The study, which has an estimated enrollment of 300 participants, is designed to assess the efficacy and safety of two dose regimens of fremanezumab—intravenous/subcutaneous and subcutaneous—compared with placebo. The trial had an estimated primary completion date of October 9 and a full completion date of November 6.

In addition, Teva said it was halting enrollment in its 68-week ENFORCE safety study (NCT03107052), an enrollment-by-invitation assessment of fremanezumab in chronic cluster headache patients.

“While we are disappointed with this outcome, we remain optimistic that fremanezumab could have clinical benefits in additional conditions, beyond migraine, where calcitonin gene-related peptide (CGRP) plays a contributory role in their pathophysiology,” Tushar Shah, M.D., Teva SVP, head of Global Specialty Clinical Development, said in a statement.

Chronic cluster headaches would have been an add-on indication for fremanezumab, which is under FDA review for prevention of migraines. After Teva submitted its Biologics License Application (BLA) for the drug to the FDA, the agency initially set a target date for a decision on Teva’s under the Prescription Drug User Fee Act (PDUFA) of June 16. Teva gained expedited review by acquiring a priority review voucher

Last month, however, Teva confirmed that the FDA pushed back fremanezumab’s PDUFA date to September 16. The delay followed manufacturing issues. In February, Teva disclosed that Celltrion, the manufacturer of the drug’s active pharmaceutical ingredient, received an FDA warning letter for its facility in Incheon, South Korea. Celltrion told Reuters in April it was working to address the undisclosed manufacturing issues raised by the agency.

Expecting Launch by Year’s End

“We are expecting now to see the preapproval inspection take place within the coming months, and this will have to go hand-in-hand with a reinspection of Celltrion, a warning letter reinspection,” Teva president and CEO Kåre Schultz told analysts on the company’s May 3 conference call following release of first-quarter results, according to a transcript by Seeking Alpha. “And of course, we have high confidence that both these inspections will be passed, and that means we will be able to get approval and launch before the end of 2018.”

Fremanezumab is also under review by the European Medicines Agency, with approval expected from the European Commission in the first half of next year.

Teva said today it will continue a Phase III trial assessing fremanezumab in episodic cluster headaches (NCT02945046). An estimated 300 patients are expected to be enrolled in the 13-week study, designed to compare the efficacy and safety of two dose regimens of fremanezumab versus placebo in adult patients for the prevention of ECH. The study’s estimated primary completion date is February 22, 2019.

Fremanezumab is a monoclonal antibody targeting the CGRP ligand, and is being developed as a quarterly or monthly injection for the preventive treatment of migraine in adults. Fremanezumab is also under study as a preventive treatment for several additional disorders, including cluster headache and post-traumatic headache disorder.

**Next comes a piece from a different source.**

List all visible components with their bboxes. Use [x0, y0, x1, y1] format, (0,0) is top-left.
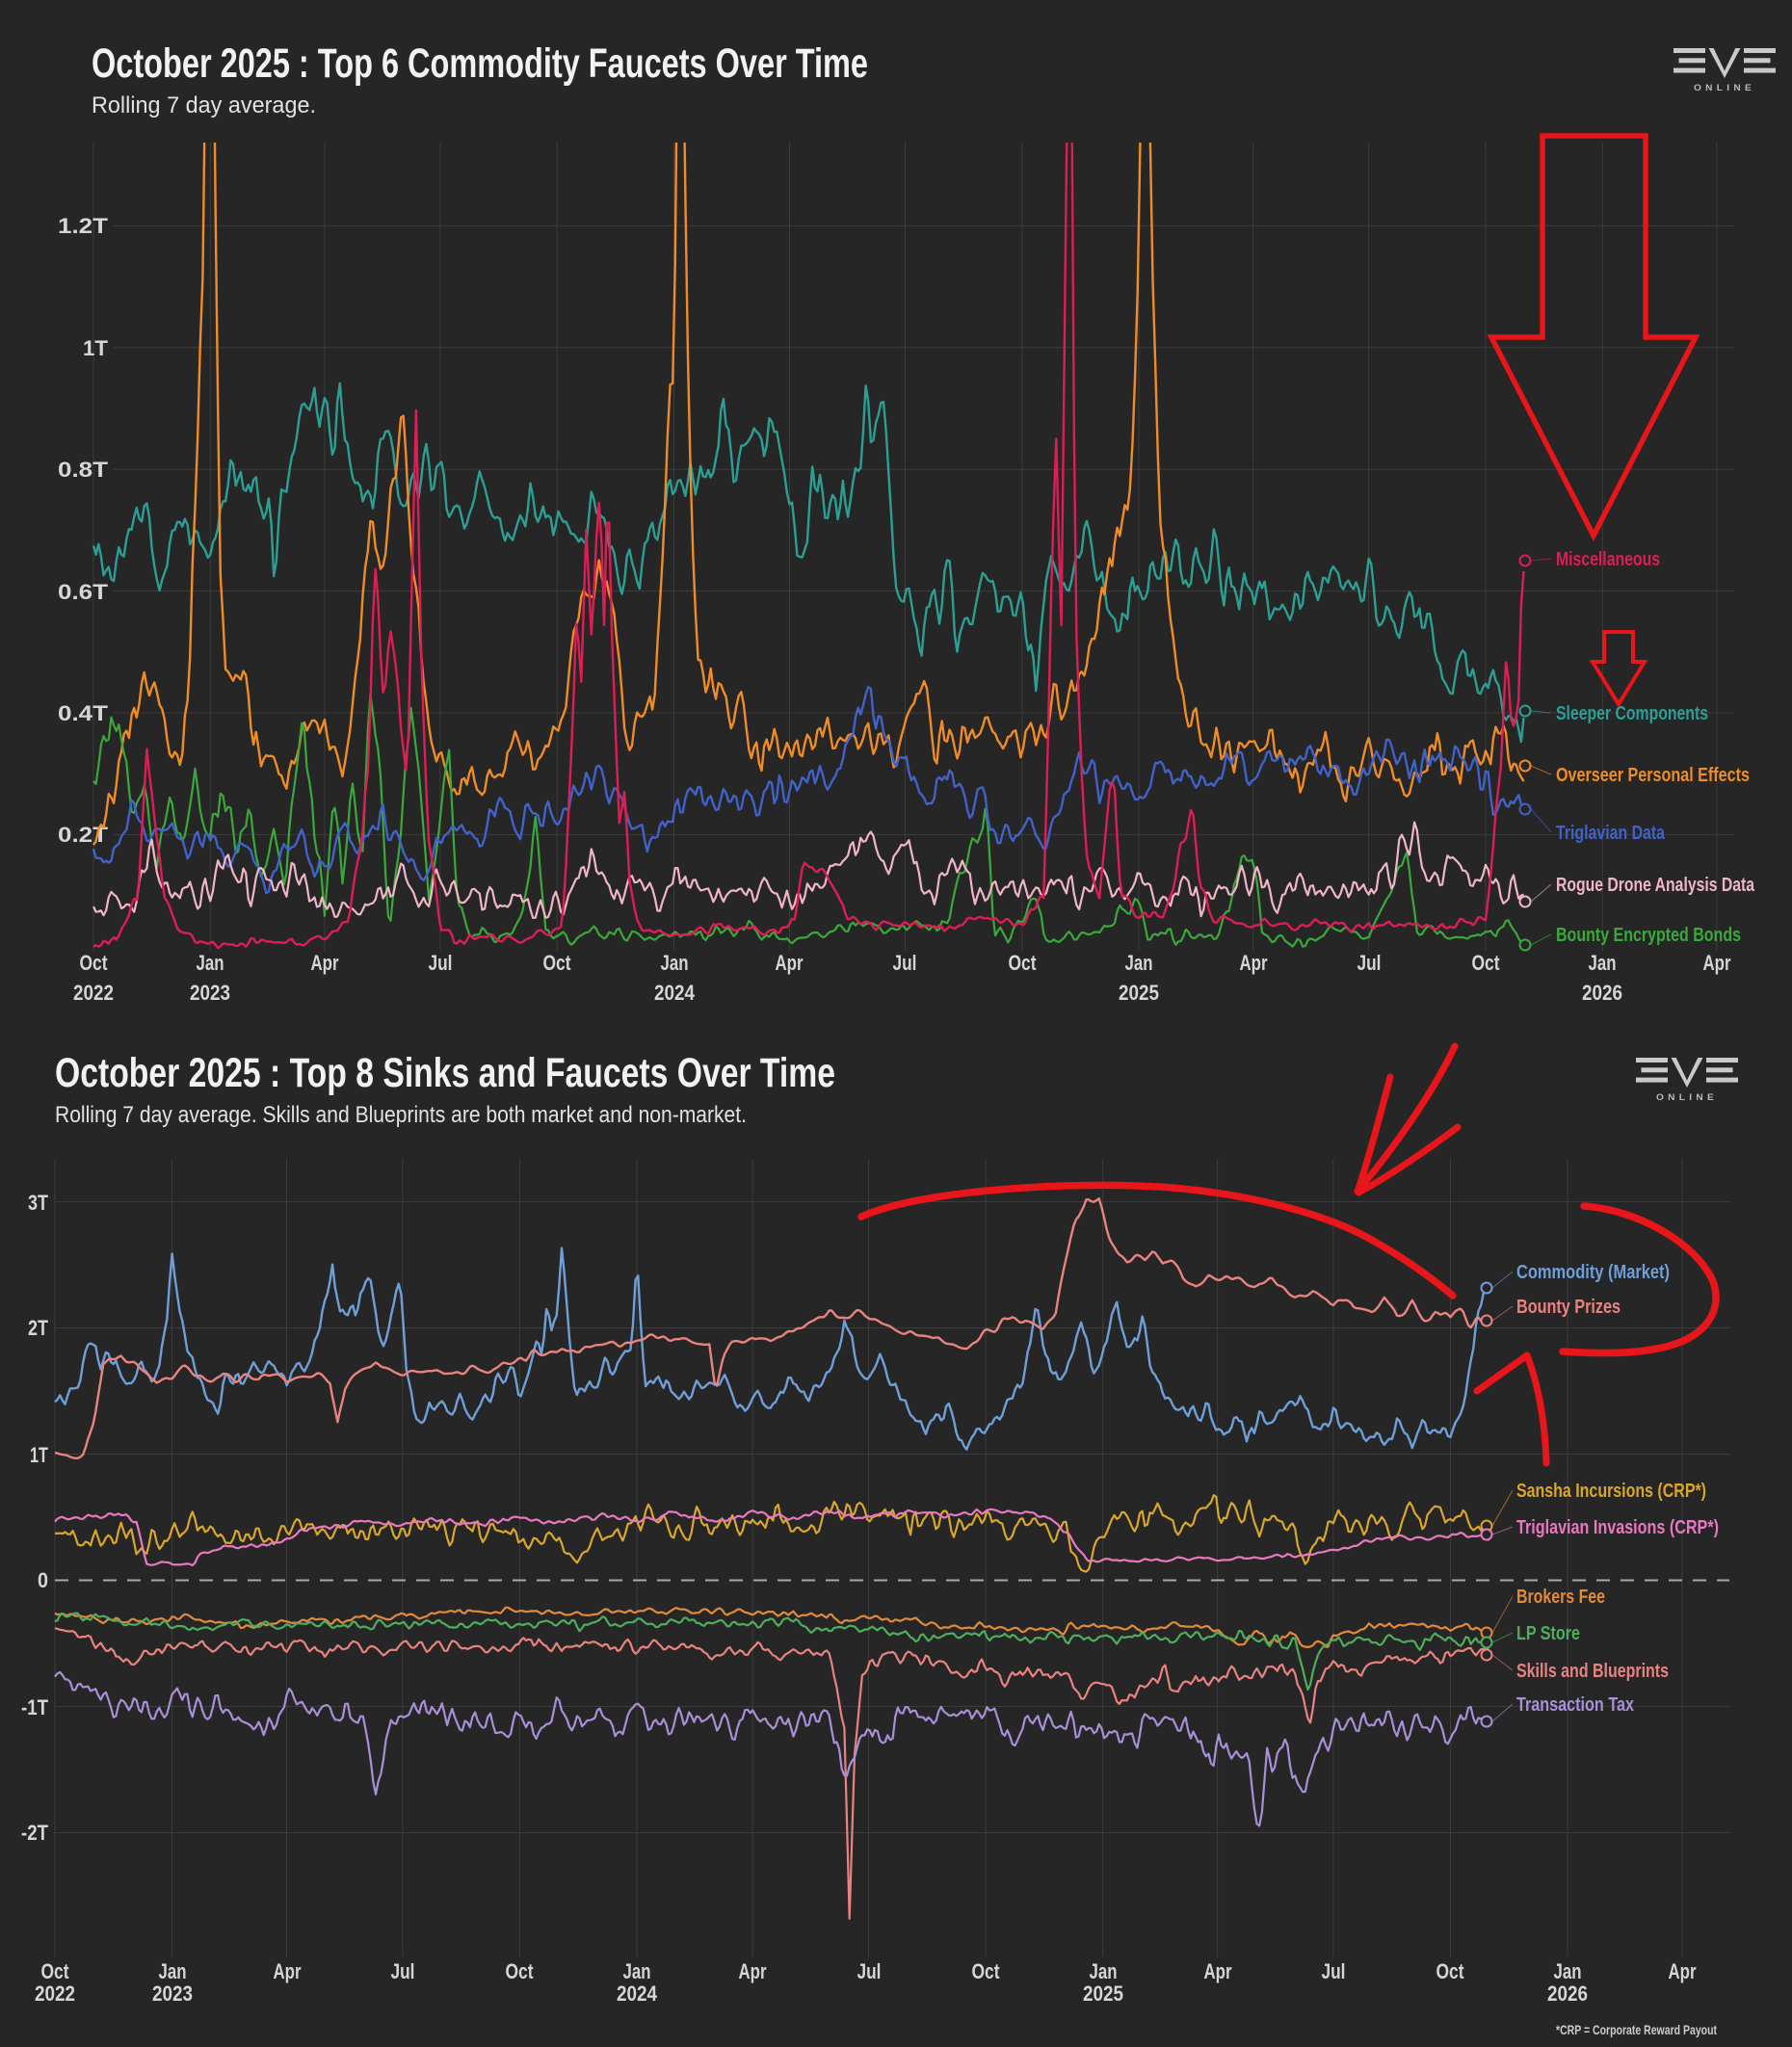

Fremanezumab is one of three migraine drugs in late-stage development that are designed to work by inhibiting the CGRP receptor, believed to play a causal role in migraine pathophysiology. On May 17, the FDA approved the first CGRP receptor inhibitor indicated for migraine prevention, Aimovig™ (erenumab), being marketed by Amgen and Novartis.

Later this year, the FDA is expected to decide on Eli Lilly’s migraine candidate galcanezumab, for which the company last month announced new positive Phase III results. Lilly said galcanezumab met its primary endpoint in a pivotal study of patients with episodic cluster headache, showing statistically significant differences in the reduction of weekly cluster headache attacks compared to placebo across the first three weeks of the two-month, double-blind treatment period.